Application of Clustering for Computationally Light Short Term Demand Forecasting

Author(s): Parimesh Panda, Rohan Kumar, Tanish Verma, Ish Chaudhary


The retail manufacturers are grappling with predicting customer demand for each product at superior forecast accuracy levels with the ability to refresh the forecasts at weekly intervals due to computational expensiveness. The overall cost of demand forecasting is determined by adding product shortage cost (loss of missed customer demand), excess product cost (inventory holding costs), product pilferage cost (expired goods cost), and computational cost (involved in forecast models training).
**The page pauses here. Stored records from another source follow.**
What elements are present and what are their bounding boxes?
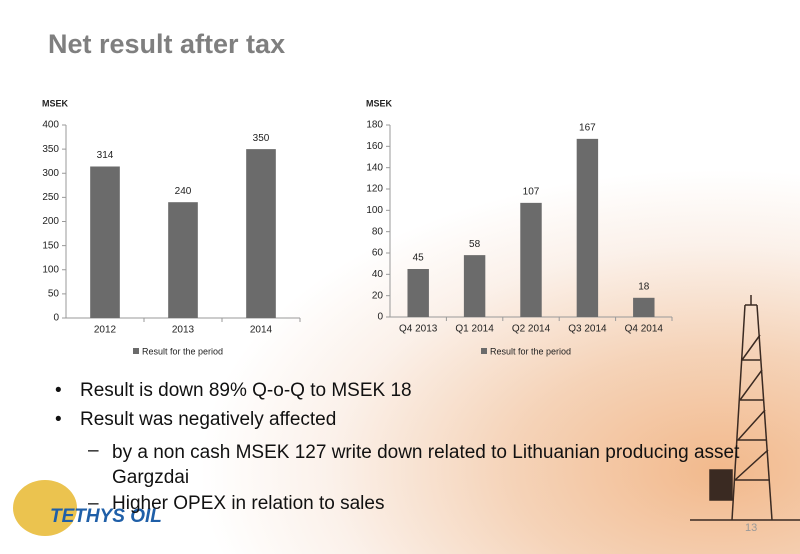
legend-label: Result for the period [142,346,223,356]
y-tick-label: 40 [372,269,384,280]
y-tick-label: 180 [366,120,383,131]
bullet-dot: • [55,409,62,430]
legend-swatch [481,348,487,354]
bar [463,255,486,317]
data-label: 314 [97,150,114,161]
data-label: 58 [469,239,481,250]
data-label: 240 [175,186,192,197]
bullet-dot: • [55,380,62,401]
data-label: 107 [523,187,540,198]
x-tick-label: Q3 2014 [568,324,607,335]
y-tick-label: 150 [42,240,59,251]
y-tick-label: 250 [42,192,59,203]
bar [90,166,120,318]
sub-bullet: by a non cash MSEK 127 write down relate… [112,442,740,488]
logo-text: TETHYS OIL [50,506,162,527]
bar [407,269,429,317]
y-tick-label: 160 [366,141,383,152]
bar [246,149,276,318]
x-tick-label: Q4 2013 [399,324,438,335]
data-label: 350 [253,133,270,144]
x-tick-label: Q2 2014 [512,324,551,335]
legend-label: Result for the period [490,346,571,356]
data-label: 45 [413,253,425,264]
sub-bullet-dash: – [88,440,99,461]
bullet: Result is down 89% Q-o-Q to MSEK 18 [80,380,412,401]
y-tick-label: 0 [377,312,383,323]
y-tick-label: 50 [48,289,60,300]
y-tick-label: 300 [42,168,59,179]
y-tick-label: 100 [366,205,383,216]
x-tick-label: Q1 2014 [455,324,494,335]
x-tick-label: 2013 [172,325,195,336]
y-axis-label: MSEK [366,98,393,108]
x-tick-label: 2014 [250,325,273,336]
bar [576,138,599,317]
slide-title: Net result after tax [48,29,285,59]
data-label: 167 [579,123,596,134]
x-tick-label: Q4 2014 [625,324,664,335]
bar [168,202,198,318]
y-tick-label: 200 [42,216,59,227]
y-tick-label: 100 [42,264,59,275]
y-tick-label: 20 [372,290,384,301]
y-tick-label: 400 [42,120,59,131]
page-number: 13 [745,522,757,534]
bar [520,202,542,317]
sub-bullet-dash: – [88,493,99,514]
bullet: Result was negatively affected [80,409,337,430]
data-label: 18 [638,281,650,292]
oil-rig [690,295,800,521]
legend-swatch [133,348,139,354]
y-tick-label: 0 [53,313,59,324]
logo: TETHYS OIL [13,480,162,536]
y-tick-label: 60 [372,248,384,259]
y-tick-label: 350 [42,144,59,155]
y-tick-label: 140 [366,162,383,173]
y-axis-label: MSEK [42,98,69,108]
x-tick-label: 2012 [94,325,117,336]
sub-bullet: Higher OPEX in relation to sales [112,493,385,514]
bar [633,297,655,317]
y-tick-label: 80 [372,226,384,237]
y-tick-label: 120 [366,184,383,195]
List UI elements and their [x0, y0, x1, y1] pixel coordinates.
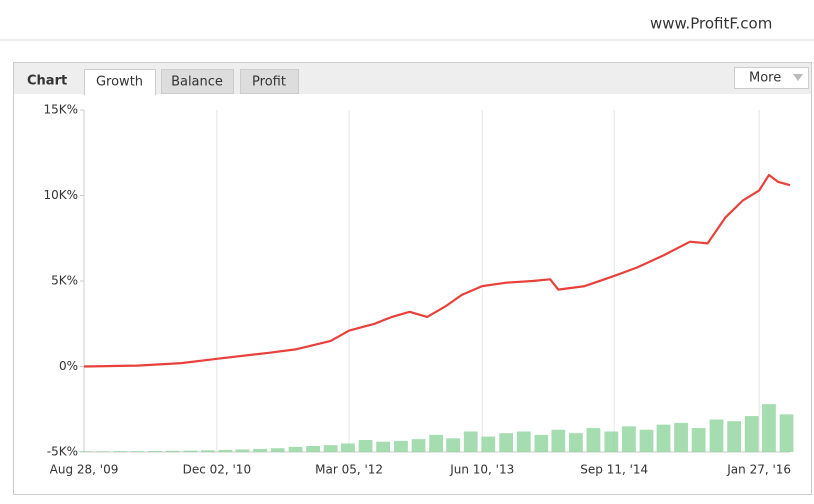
bar: [744, 416, 759, 452]
bar: [288, 446, 303, 452]
tab-label[interactable]: Growth: [96, 75, 143, 90]
tab[interactable]: [240, 69, 299, 94]
bar: [534, 434, 549, 452]
tab-label[interactable]: Balance: [171, 75, 223, 90]
bar: [218, 449, 233, 452]
bar: [656, 424, 671, 452]
bar: [674, 422, 688, 452]
more-button[interactable]: [734, 67, 809, 89]
x-tick-label: Aug 28, '09: [50, 463, 119, 477]
bar: [463, 431, 478, 452]
tab-label[interactable]: Profit: [252, 75, 286, 90]
bar: [429, 434, 444, 452]
x-tick-label: Jan 27, '16: [726, 463, 791, 477]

While the first three cost components can be attributed to the forecast accuracy levels, the computational cost lever can be controlled through computationally light forecasting systems. The motivation of this research is driven by very limited empirical evidence on the adoption of unsupervised techniques to identify groups of products with similar levels, trends, and seasonality patterns for the development of computationally light forecasting systems. This study aims to decrease the forecast model training cycles by leveraging unsupervised techniques like K-means Clustering and Hierarchical Clustering to identify clusters of products with similar customer purchasing behavior. This research introduces a Clustering-based Demand Forecasting Framework that determines the best forecasting algorithm for each cluster. The experimental approach utilized this framework to predict the customer demand for more than 500 dairy products for the next 8 weeks. A comparative study on computational time across product level model training and cluster level model training is presented for better realization of relaxation in computational costs. The Weighted Accuracy Percentage Error (WAPE) based product level forecast accuracy from Clustering-based Demand Forecasting Framework was found to be superior to the Standard Demand Forecasting Framework. Further, this research provides better interpretability of clusters by providing a product category-specific name to each cluster through Natural Language Processing (NLP) techniques. Holistically, this research effort provides empirical evidence to retail manufacturers for enterprise-wide adoption of the computationally light short-term forecasting system.